III
– Moi, dit Blanc-Minot, je n’eus pas beaucoup plus de chance dans une situation analogue.
– Manque de présence d’esprit ! continua le Marseillais.
– Voyons ton cas, continuai-je.
– Moi, ce n’était pas à la campagne, dit le nouveau narrateur, mais à Paris, dans le meilleur monde, à un bal d’ambassade. Mais ce qui fait mon aventure bien autrement cruelle, c’est que j’étais fort amoureux au fond de la dame que je désobligeai par une maladresse du destin. Et qui n’eût pas aimé Mme Bonassieux ! Une brune, celle-là, une brune adorable, pas régulièrement belle, mais si mignonne ! Elle portait ce que Baudelaire nomma si bien « un casque parfumé », ses cheveux d’un noir démoniaque se retroussant, lourds et annelés en volutes profondes à la nuque, pour surplomber le front de leur masse aux métalliques reflets. Elle avait, avec cela, de jolis yeux couleur d’ardoise, un teint mat délicieusement maladif, une bouche petite qui s’ouvrait sur un éclair de nacre. Bien prise dans sa taille, d’une élégance suprême, avec des mains d’infante et des pieds d’enfant ; un ensemble délicat, mais exquis, et des reliefs à peine accusés, mais néanmoins pleins de promesses ! Je n’allais à cette ennuyeuse soirée officielle que pour elle. Rien ne m’en pouvait distraire : ni les phénoménales âneries que débitaient autour de moi les grands cacatoès de la politique ; ni les affèteries des Académiciens venus pour montrer là leur premier habit vert ; ni les marivaudages imbéciles des godelureaux ; ni le sillage des domestiques en mollets promenant des rafraîchissements dans cette foule constellée d’ordres étrangers.

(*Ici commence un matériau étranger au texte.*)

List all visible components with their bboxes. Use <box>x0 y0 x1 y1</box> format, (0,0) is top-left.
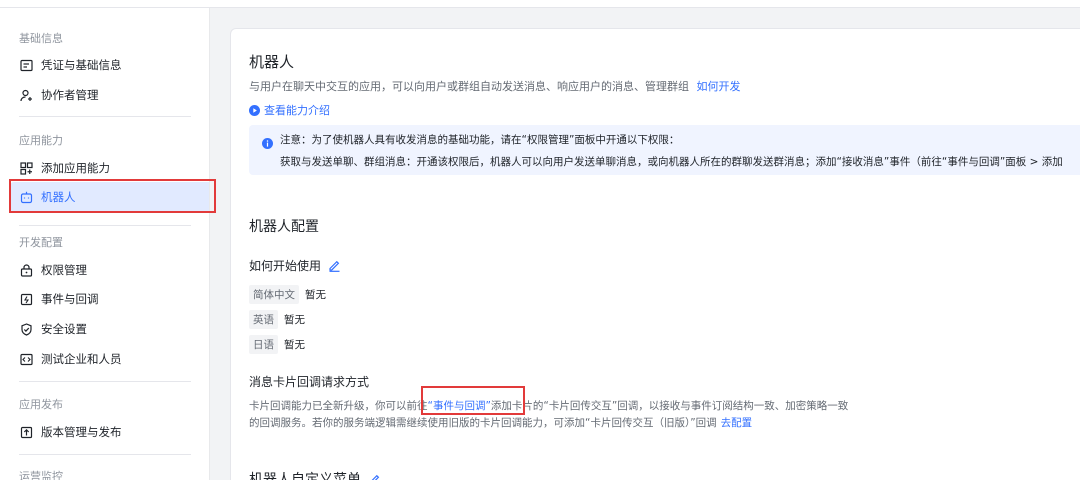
permission-notice: 注意：为了使机器人具有收发消息的基础功能，请在“权限管理”面板中开通以下权限： … <box>249 125 1080 175</box>
sidebar-item-release[interactable]: 版本管理与发布 <box>10 417 209 447</box>
sidebar-group-title: 运营监控 <box>19 470 63 480</box>
edit-icon[interactable] <box>328 259 341 272</box>
code-icon <box>19 352 34 367</box>
sidebar-group-title: 应用发布 <box>19 398 63 411</box>
description-text: 与用户在聊天中交互的应用，可以向用户或群组自动发送消息、响应用户的消息、管理群组 <box>249 80 689 93</box>
sidebar-item-label: 凭证与基础信息 <box>41 58 122 72</box>
sidebar-item-label: 版本管理与发布 <box>41 425 122 439</box>
sidebar-item-permissions[interactable]: 权限管理 <box>10 255 209 285</box>
shield-check-icon <box>19 322 34 337</box>
custom-menu-header: 机器人自定义菜单 <box>249 469 381 480</box>
lang-tag: 日语 <box>249 335 278 354</box>
highlight-box-events-link <box>421 386 525 415</box>
lang-row-zh: 简体中文 暂无 <box>249 283 326 304</box>
how-to-use-header: 如何开始使用 <box>249 257 341 274</box>
sidebar-group-title: 开发配置 <box>19 236 63 249</box>
notice-line-1: 注意：为了使机器人具有收发消息的基础功能，请在“权限管理”面板中开通以下权限： <box>280 134 680 146</box>
lang-row-ja: 日语 暂无 <box>249 333 305 354</box>
how-to-use-title: 如何开始使用 <box>249 259 322 273</box>
grid-add-icon <box>19 161 34 176</box>
highlight-box-sidebar <box>9 179 216 213</box>
sidebar-item-security[interactable]: 安全设置 <box>10 314 209 344</box>
sidebar-item-test-org[interactable]: 测试企业和人员 <box>10 344 209 374</box>
how-to-develop-link[interactable]: 如何开发 <box>697 80 741 93</box>
sidebar-divider <box>19 225 191 226</box>
event-icon <box>19 292 34 307</box>
upload-icon <box>19 425 34 440</box>
notice-line-2: 获取与发送单聊、群组消息：开通该权限后，机器人可以向用户发送单聊消息，或向机器人… <box>280 156 1063 168</box>
callback-text: 卡片回调能力已全新升级，你可以前往 <box>249 400 428 412</box>
intro-link-row[interactable]: 查看能力介绍 <box>249 102 330 118</box>
lang-value: 暂无 <box>284 339 305 351</box>
lang-tag: 英语 <box>249 310 278 329</box>
lock-icon <box>19 263 34 278</box>
callback-text: 的回调服务。若你的服务端逻辑需继续使用旧版的卡片回调能力，可添加“卡片回传交互（… <box>249 417 717 429</box>
sidebar-divider <box>19 454 191 455</box>
sidebar-item-label: 添加应用能力 <box>41 161 110 175</box>
id-card-icon <box>19 58 34 73</box>
lang-tag: 简体中文 <box>249 285 299 304</box>
sidebar-item-events[interactable]: 事件与回调 <box>10 284 209 314</box>
view-intro-link[interactable]: 查看能力介绍 <box>264 102 330 118</box>
top-bar <box>0 0 1080 8</box>
card-callback-line-1: 卡片回调能力已全新升级，你可以前往“事件与回调”添加卡片的“卡片回传交互”回调，… <box>249 398 848 413</box>
sidebar-divider <box>19 116 191 117</box>
robot-config-title: 机器人配置 <box>249 219 319 235</box>
sidebar-item-label: 事件与回调 <box>41 292 99 306</box>
edit-icon[interactable] <box>368 473 381 480</box>
sidebar-item-label: 测试企业和人员 <box>41 352 122 366</box>
sidebar-item-collaborators[interactable]: 协作者管理 <box>10 80 209 110</box>
sidebar-group-title: 应用能力 <box>19 134 63 147</box>
info-icon <box>262 134 273 153</box>
card-callback-title: 消息卡片回调请求方式 <box>249 375 370 389</box>
sidebar-divider <box>19 381 191 382</box>
lang-row-en: 英语 暂无 <box>249 308 305 329</box>
sidebar-item-label: 协作者管理 <box>41 88 99 102</box>
custom-menu-title: 机器人自定义菜单 <box>249 472 361 480</box>
page-title: 机器人 <box>249 53 295 71</box>
sidebar: 基础信息 凭证与基础信息 协作者管理 应用能力 添加应用能力 机器人 开发配置 … <box>0 8 210 480</box>
sidebar-item-label: 权限管理 <box>41 263 87 277</box>
sidebar-item-label: 安全设置 <box>41 322 87 336</box>
sidebar-group-title: 基础信息 <box>19 32 63 45</box>
play-circle-icon <box>249 104 260 116</box>
go-config-link[interactable]: 去配置 <box>721 417 753 429</box>
robot-card: 机器人 与用户在聊天中交互的应用，可以向用户或群组自动发送消息、响应用户的消息、… <box>230 28 1080 480</box>
lang-value: 暂无 <box>305 289 326 301</box>
lang-value: 暂无 <box>284 314 305 326</box>
card-callback-line-2: 的回调服务。若你的服务端逻辑需继续使用旧版的卡片回调能力，可添加“卡片回传交互（… <box>249 415 752 430</box>
user-add-icon <box>19 88 34 103</box>
page-description: 与用户在聊天中交互的应用，可以向用户或群组自动发送消息、响应用户的消息、管理群组… <box>249 78 741 94</box>
sidebar-item-credentials[interactable]: 凭证与基础信息 <box>10 50 209 80</box>
callback-text: 添加卡片的“卡片回传交互”回调，以接收与事件订阅结构一致、加密策略一致 <box>490 400 849 412</box>
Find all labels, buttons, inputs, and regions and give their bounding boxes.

Enfin elle parut ! Et son premier regard fut visiblement pour moi… Un instant après, j’aurais perdu sa trace si un jeu de glaces ne me l’eût montrée entrant dans un petit salon dont la portière se referma sur la blancheur entrevue de ses épaules, sa robe légèrement montante n’en laissant voir que fort peu.
Impatient de ne la point voir revenir, je pris le même chemin. Ce salon conduisait dans un autre moins éclairé encore et complètement vide, le bout des appartements où aucun invité ne pénétrait, la musique et la bombance étant à l’autre bout. J’avançai et faillis tomber à la renverse en apercevant Mme Bonassieux qui, blottie derrière une large console, se disposait à remettre un corset qu’elle venait de dénouer probablement. Sa chemise seule et très basse flottait autour de son torse éburnéen…
– Ah ! Madame, m’écriai-je, que je suis heureux !…
Elle se retourna vivement et m’appliqua une gifle en m’appelant misérable.
– Té ! fit Féréol en éclatant de nouveau.
– Voilà qui est étrange ! dit Jacques.
– J’avais oublié de vous dire, poursuivit Blanc-Minot, que sur le marbre de la console étaient posés les deux nénés de ma bien-aimée, deux jolis nénés en crin bombé et qu’elle s’apprêtait sans doute à remettre en place avant de réintégrer le séjour de la danse et des sandwichs.